I’d like to tell them: “It’s almost drinking water quality. We had it specially brought in for you folks from Hazeltine Creek.” Ah, perchance to dream.

We could just as easily have brought in water for those folks from Lake Erie where 400,000 people in the City of Toledo were held hostage by blue-green algae blooming in the effluent of agricultural fertilizer and manure run-off into a warming Great Lake. Or anywhere downstream from the industrial tar sands development along the Athabasca River watershed. Or the Kalamazoo River where the Enbridge pipeline burst. The list goes on.

It usually takes that perfect storm of circumstances to wake us up. Whether it is a record salmon run threatened by a toxic spill, or the drinking water of the city of Toledo, we suddenly sit up and take notice for a few days, at least until some celebrity’s death takes it off the front pages.

Sometimes people are just greedy stupid.
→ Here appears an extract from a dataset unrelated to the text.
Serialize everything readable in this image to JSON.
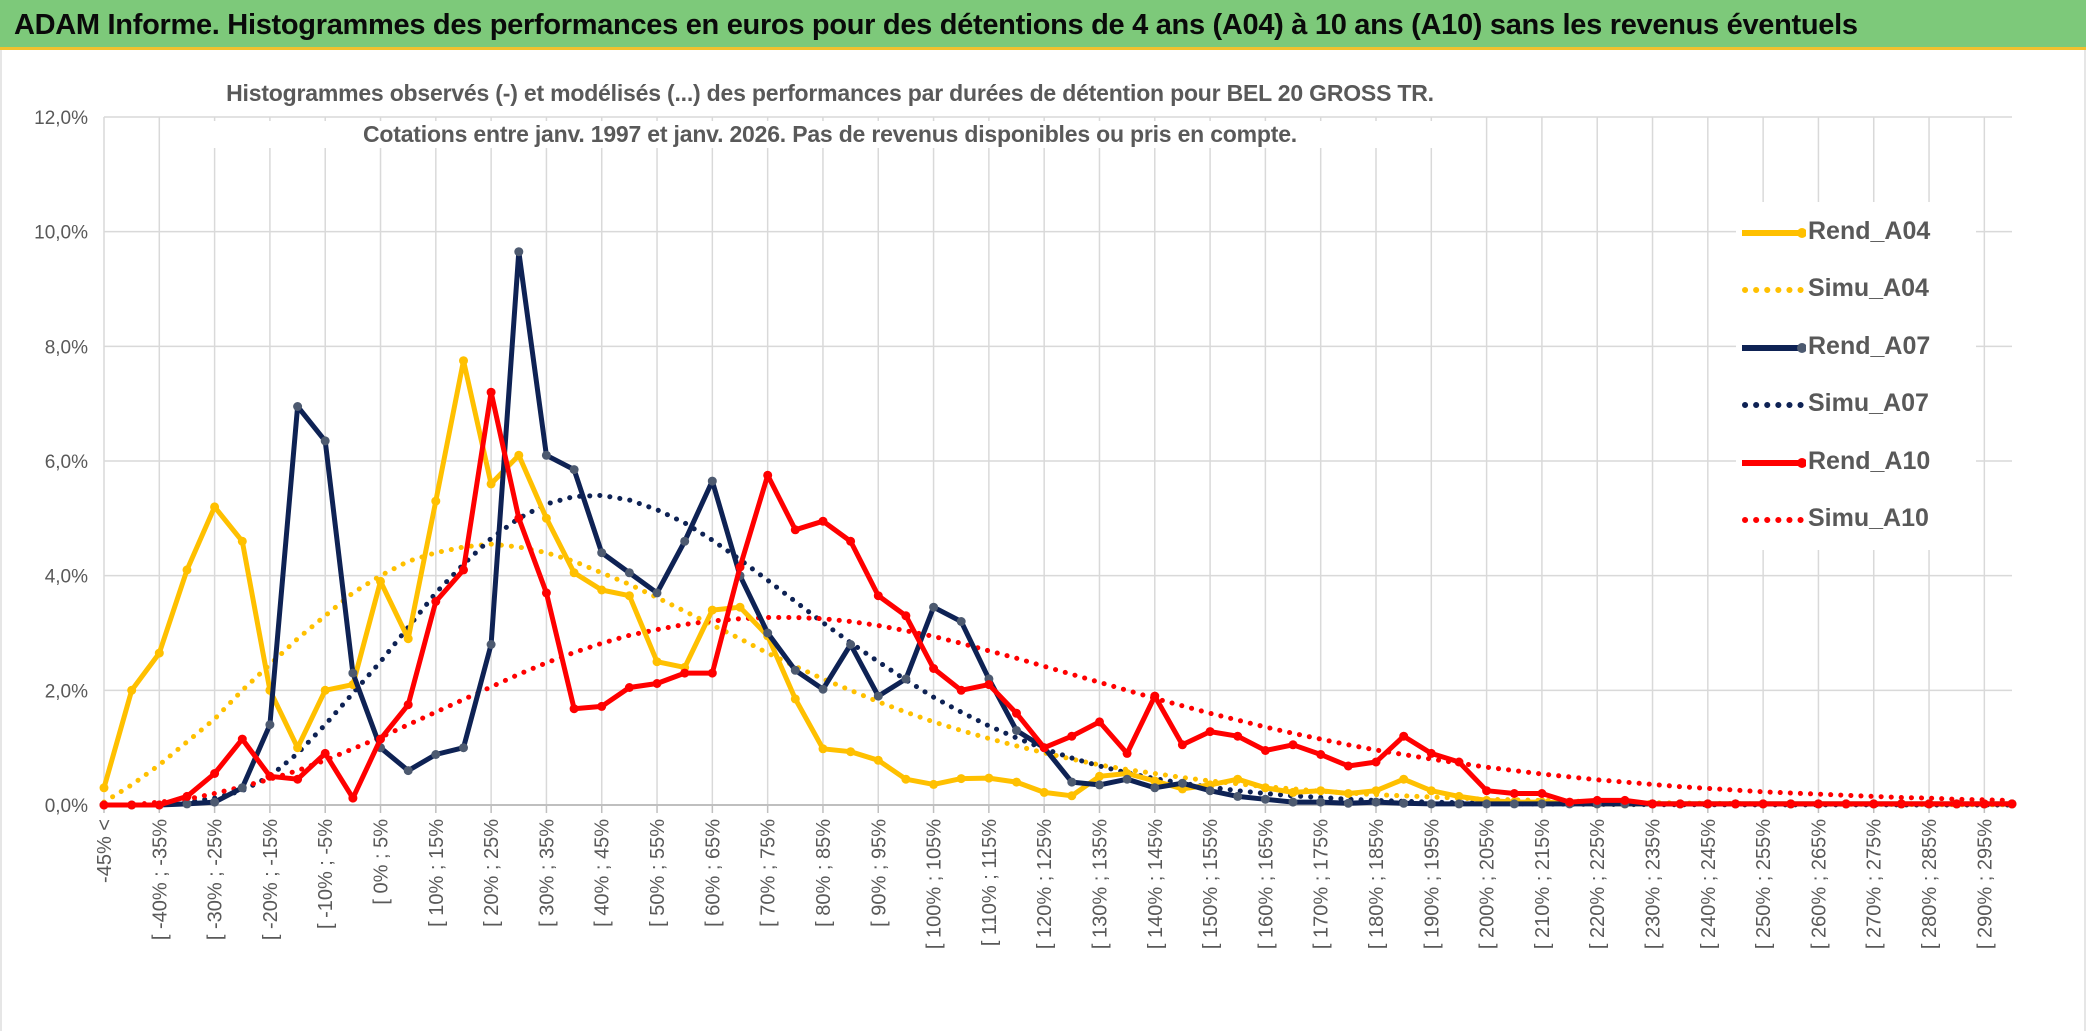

Others would argue that our Canadian environmental regulations have been so severely gutted by “Our Government™” over the last nine years that something similar could easily occur with Keystone XL or Northern Gateway or Enbridge Pipeline 9. The people whose watersheds are adjacent to those projects know it all too well. And they don’t usually make up the 1% of the population who approves and profits from those projects.

salmonIn the twenty-first century, we have suddenly realized that we are all downwind and downstream of everything that happens on this planet. These disasters remind us daily that the environment is everything that surrounds us, everything with which we interact, everything that we are. To paraphrase a former political campaign manager, “It’s the environment, stupid.”
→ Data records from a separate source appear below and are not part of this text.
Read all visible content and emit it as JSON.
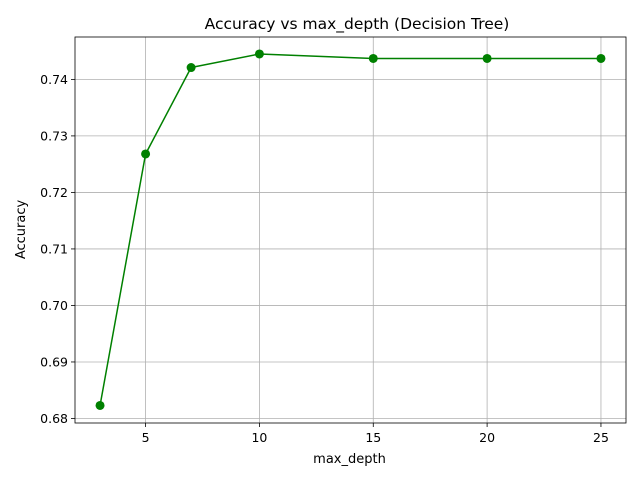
{
  "chart_data": {
    "type": "line",
    "title": "Accuracy vs max_depth (Decision Tree)",
    "xlabel": "max_depth",
    "ylabel": "Accuracy",
    "xlim": [
      1.9,
      26.1
    ],
    "ylim": [
      0.6792,
      0.7475
    ],
    "xticks": [
      5,
      10,
      15,
      20,
      25
    ],
    "yticks": [
      0.68,
      0.69,
      0.7,
      0.71,
      0.72,
      0.73,
      0.74
    ],
    "ytick_labels": [
      "0.68",
      "0.69",
      "0.70",
      "0.71",
      "0.72",
      "0.73",
      "0.74"
    ],
    "grid": true,
    "series": [
      {
        "color": "#008000",
        "marker": "circle",
        "x": [
          3,
          5,
          7,
          10,
          15,
          20,
          25
        ],
        "y": [
          0.6823,
          0.7268,
          0.7421,
          0.7445,
          0.7437,
          0.7437,
          0.7437
        ]
      }
    ]
  }
}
It is time to wake up, to get the full attention of our elected representatives and industrial leaders, and to demand that the quality of our water, air, and land is protected before a major ecosystem collapse changes the happy ending we are promising our children.

There was no fairy tell ending for the town of Hinkley, currently a ghost town in the making, and I doubt there will be a Hollywood ending for the salmon heading to Hazeltine Creek.

In the end, we are all swimming upstream just hoping to get home safely.